Why Asia’s office markets have less to fear from the Delta variant than those in the West

  • The much-heralded return to the office has been put on hold in the US, amid a surge in Covid-19 cases
  • But the virus has caused less disruption to workplace strategies in Asia, where employers and employees prefer not to blur the work-life boundary

The much-heralded return to the office has come to a halt. The rapid spread of the highly infectious Delta variant has forced many high-profile multinational companies to delay plans to get staff back to their desks.

The postponement of return-to-office dates is most apparent in the United States, where cases are now averaging almost 150,000 a day, on a par with their level midway through the brutal second wave at the end of last year.

A sharp slowdown in vaccination rates has contributed to more stringent precautions.
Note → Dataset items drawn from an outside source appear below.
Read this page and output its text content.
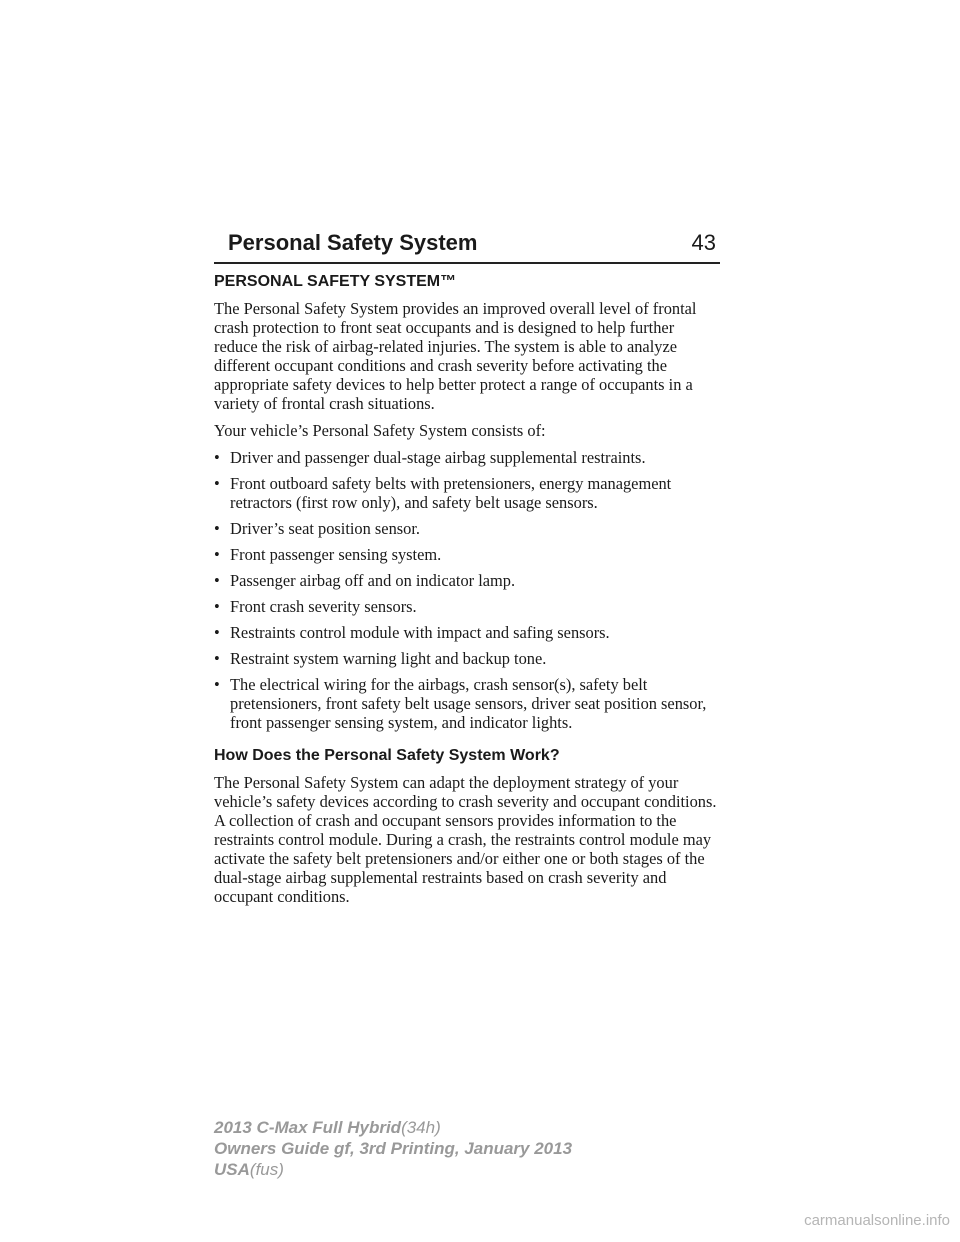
Personal Safety System	43
PERSONAL SAFETY SYSTEM™

The Personal Safety System provides an improved overall level of frontal crash protection to front seat occupants and is designed to help further reduce the risk of airbag-related injuries. The system is able to analyze different occupant conditions and crash severity before activating the appropriate safety devices to help better protect a range of occupants in a variety of frontal crash situations.

Your vehicle’s Personal Safety System consists of:

• Driver and passenger dual-stage airbag supplemental restraints.
• Front outboard safety belts with pretensioners, energy management retractors (first row only), and safety belt usage sensors.
• Driver’s seat position sensor.
• Front passenger sensing system.
• Passenger airbag off and on indicator lamp.
• Front crash severity sensors.
• Restraints control module with impact and safing sensors.
• Restraint system warning light and backup tone.
• The electrical wiring for the airbags, crash sensor(s), safety belt pretensioners, front safety belt usage sensors, driver seat position sensor, front passenger sensing system, and indicator lights.
How Does the Personal Safety System Work?

The Personal Safety System can adapt the deployment strategy of your vehicle’s safety devices according to crash severity and occupant conditions. A collection of crash and occupant sensors provides information to the restraints control module. During a crash, the restraints control module may activate the safety belt pretensioners and/or either one or both stages of the dual-stage airbag supplemental restraints based on crash severity and occupant conditions.

2013 C-Max Full Hybrid(34h)
Owners Guide gf, 3rd Printing, January 2013
USA(fus)
carmanualsonline.info
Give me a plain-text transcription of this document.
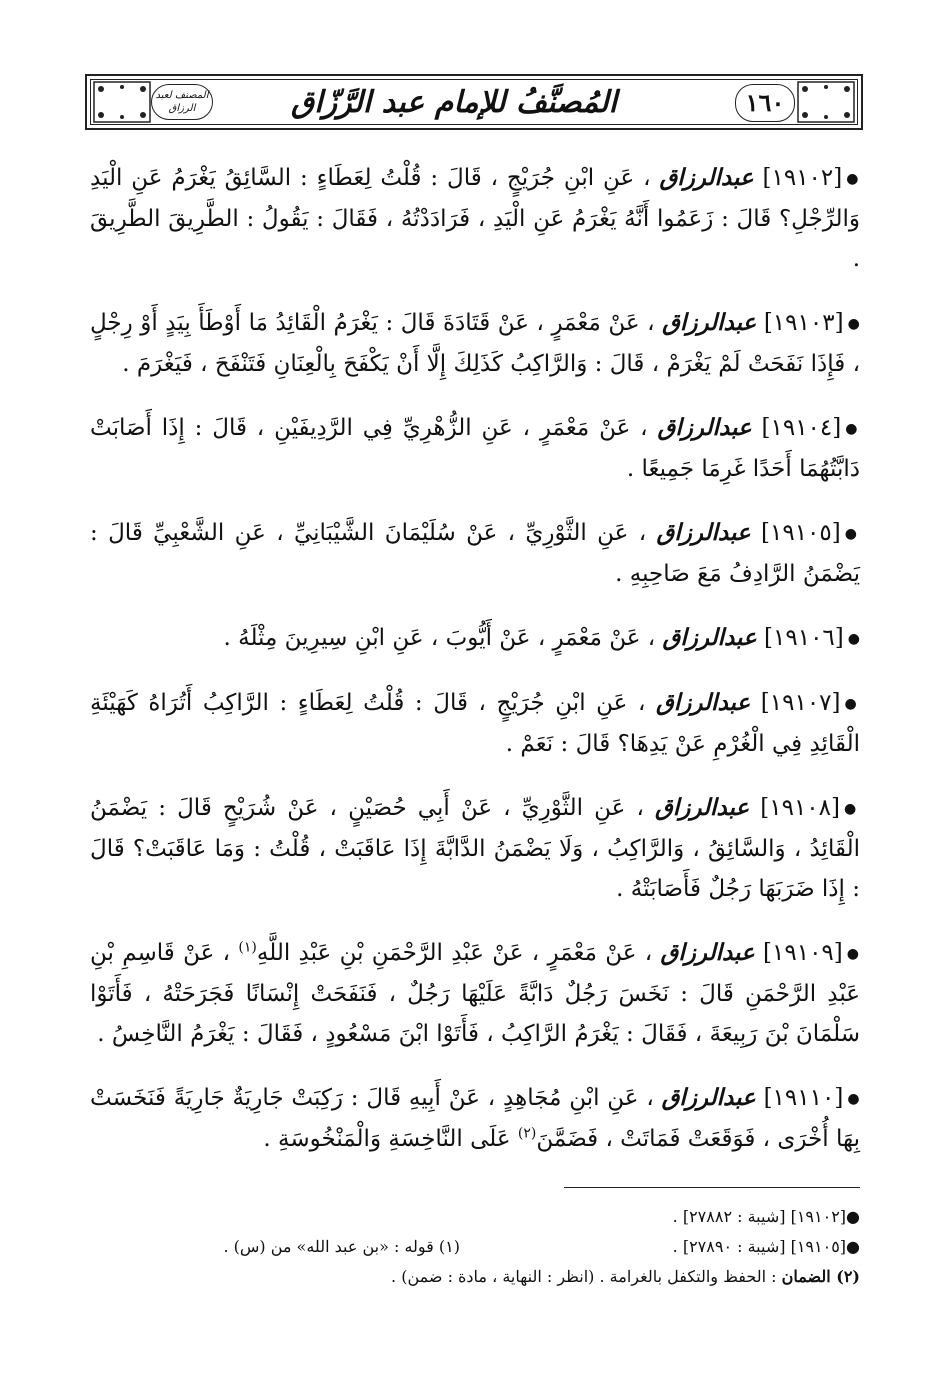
المصنف لعبد الرزاق	المُصنَّفُ للإمام عبد الرَّزّاق	١٦٠
●[١٩١٠٢] عبدالرزاق ، عَنِ ابْنِ جُرَيْجٍ ، قَالَ : قُلْتُ لِعَطَاءٍ : السَّائِقُ يَغْرَمُ عَنِ الْيَدِ وَالرِّجْلِ؟ قَالَ : زَعَمُوا أَنَّهُ يَغْرَمُ عَنِ الْيَدِ ، فَرَادَدْتُهُ ، فَقَالَ : يَقُولُ : الطَّرِيقَ الطَّرِيقَ .
●[١٩١٠٣] عبدالرزاق ، عَنْ مَعْمَرٍ ، عَنْ قَتَادَةَ قَالَ : يَغْرَمُ الْقَائِدُ مَا أَوْطَأَ بِيَدٍ أَوْ رِجْلٍ ، فَإِذَا نَفَحَتْ لَمْ يَغْرَمْ ، قَالَ : وَالرَّاكِبُ كَذَلِكَ إِلَّا أَنْ يَكْفَحَ بِالْعِنَانِ فَتَنْفَحَ ، فَيَغْرَمَ .
●[١٩١٠٤] عبدالرزاق ، عَنْ مَعْمَرٍ ، عَنِ الزُّهْرِيِّ فِي الرَّدِيفَيْنِ ، قَالَ : إِذَا أَصَابَتْ دَابَّتُهُمَا أَحَدًا غَرِمَا جَمِيعًا .
●[١٩١٠٥] عبدالرزاق ، عَنِ الثَّوْرِيِّ ، عَنْ سُلَيْمَانَ الشَّيْبَانِيِّ ، عَنِ الشَّعْبِيِّ قَالَ : يَضْمَنُ الرَّادِفُ مَعَ صَاحِبِهِ .
●[١٩١٠٦] عبدالرزاق ، عَنْ مَعْمَرٍ ، عَنْ أَيُّوبَ ، عَنِ ابْنِ سِيرِينَ مِثْلَهُ .
●[١٩١٠٧] عبدالرزاق ، عَنِ ابْنِ جُرَيْجٍ ، قَالَ : قُلْتُ لِعَطَاءٍ : الرَّاكِبُ أَتُرَاهُ كَهَيْئَةِ الْقَائِدِ فِي الْغُرْمِ عَنْ يَدِهَا؟ قَالَ : نَعَمْ .
●[١٩١٠٨] عبدالرزاق ، عَنِ الثَّوْرِيِّ ، عَنْ أَبِي حُصَيْنٍ ، عَنْ شُرَيْحٍ قَالَ : يَضْمَنُ الْقَائِدُ ، وَالسَّائِقُ ، وَالرَّاكِبُ ، وَلَا يَضْمَنُ الدَّابَّةَ إِذَا عَاقَبَتْ ، قُلْتُ : وَمَا عَاقَبَتْ؟ قَالَ : إِذَا ضَرَبَهَا رَجُلٌ فَأَصَابَتْهُ .
●[١٩١٠٩] عبدالرزاق ، عَنْ مَعْمَرٍ ، عَنْ عَبْدِ الرَّحْمَنِ بْنِ عَبْدِ اللَّهِ$^{(١)}$ ، عَنْ قَاسِمِ بْنِ عَبْدِ الرَّحْمَنِ قَالَ : نَخَسَ رَجُلٌ دَابَّةً عَلَيْهَا رَجُلٌ ، فَنَفَحَتْ إِنْسَانًا فَجَرَحَتْهُ ، فَأَتَوْا سَلْمَانَ بْنَ رَبِيعَةَ ، فَقَالَ : يَغْرَمُ الرَّاكِبُ ، فَأَتَوْا ابْنَ مَسْعُودٍ ، فَقَالَ : يَغْرَمُ النَّاخِسُ .
●[١٩١١٠] عبدالرزاق ، عَنِ ابْنِ مُجَاهِدٍ ، عَنْ أَبِيهِ قَالَ : رَكِبَتْ جَارِيَةٌ جَارِيَةً فَنَخَسَتْ بِهَا أُخْرَى ، فَوَقَعَتْ فَمَاتَتْ ، فَضَمَّنَ$^{(٢)}$ عَلَى النَّاخِسَةِ وَالْمَنْخُوسَةِ .
●[١٩١٠٢] [شيبة : ٢٧٨٨٢] .
●[١٩١٠٥] [شيبة : ٢٧٨٩٠] .
(١) قوله : «بن عبد الله» من (س) .
(٢) الضمان : الحفظ والتكفل بالغرامة . (انظر : النهاية ، مادة : ضمن) .
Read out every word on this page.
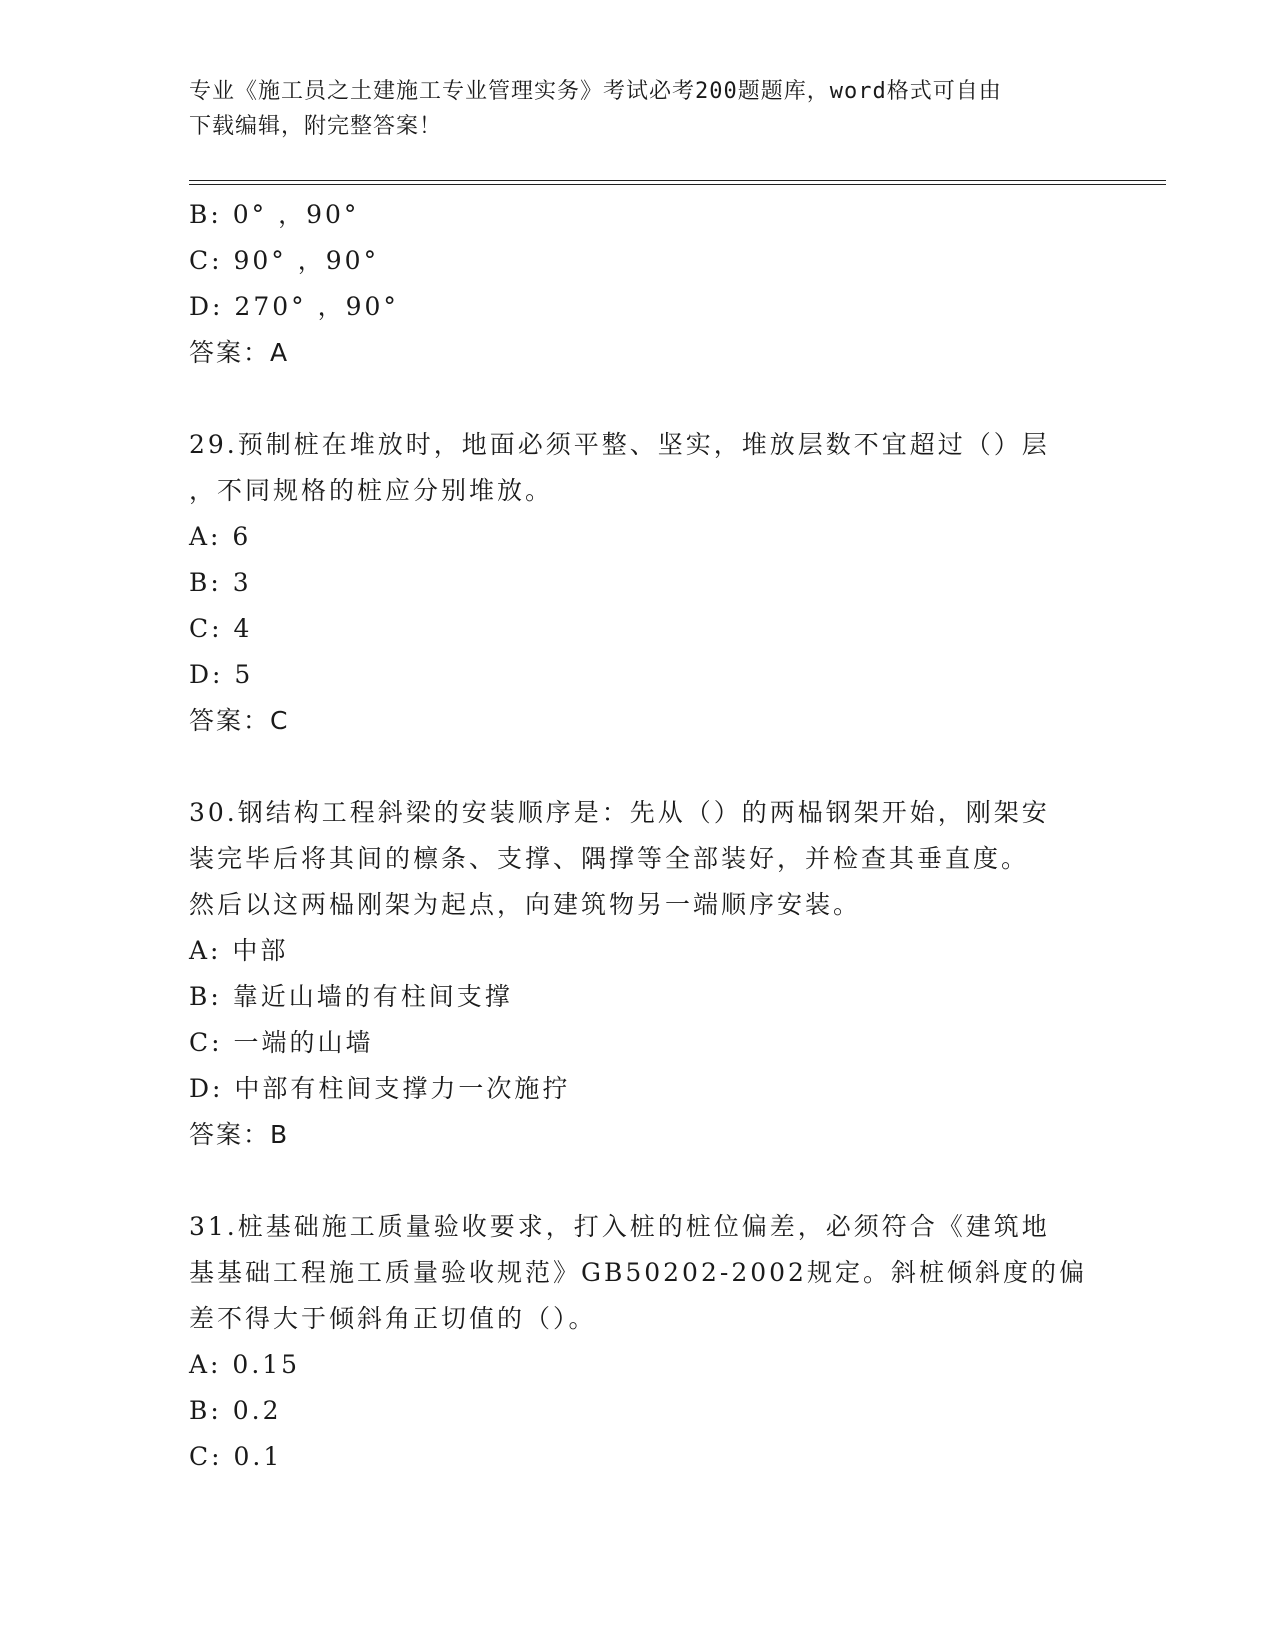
专业《施工员之土建施工专业管理实务》考试必考200题题库，word格式可自由
下载编辑，附完整答案！
B: 0° ，90°
C: 90° ，90°
D: 270° ，90°
答案：A
29.预制桩在堆放时，地面必须平整、坚实，堆放层数不宜超过（）层
，不同规格的桩应分别堆放。
A: 6
B: 3
C: 4
D: 5
答案：C
30.钢结构工程斜梁的安装顺序是：先从（）的两榀钢架开始，刚架安
装完毕后将其间的檩条、支撑、隅撑等全部装好，并检查其垂直度。
然后以这两榀刚架为起点，向建筑物另一端顺序安装。
A: 中部
B: 靠近山墙的有柱间支撑
C: 一端的山墙
D: 中部有柱间支撑力一次施拧
答案：B
31.桩基础施工质量验收要求，打入桩的桩位偏差，必须符合《建筑地
基基础工程施工质量验收规范》GB50202-2002规定。斜桩倾斜度的偏
差不得大于倾斜角正切值的（）。
A: 0.15
B: 0.2
C: 0.1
On September 9, Microsoft became the latest big company to shelve plans to bring staff back to its US offices, joining other leading firms, such as Google and Ford, that have pushed their re-entry plans into 2022.

Office utilisation rates in New York remain stubbornly low. Only 23 per cent of workers were back at their desks in early August, data from building security company Kastle Systems showed.

In London, where many firms are introducing hybrid models of working that combine some days at the office and some at home, offices were only at 11.5 per cent of their capacity on average in early August, according to Remit Consulting. Although financial services firms have been more aggressive in trying to bring staff back, hybrid arrangements are becoming the norm.

03:02

US Covid-19 deaths could increase by another 100,000 unless Americans change their ways

US Covid-19 deaths could increase by another 100,000 unless Americans change their ways

However, in Asia, the impact of the pandemic-induced shift in working patterns on the performance and outlook for the office sector has been relatively benign.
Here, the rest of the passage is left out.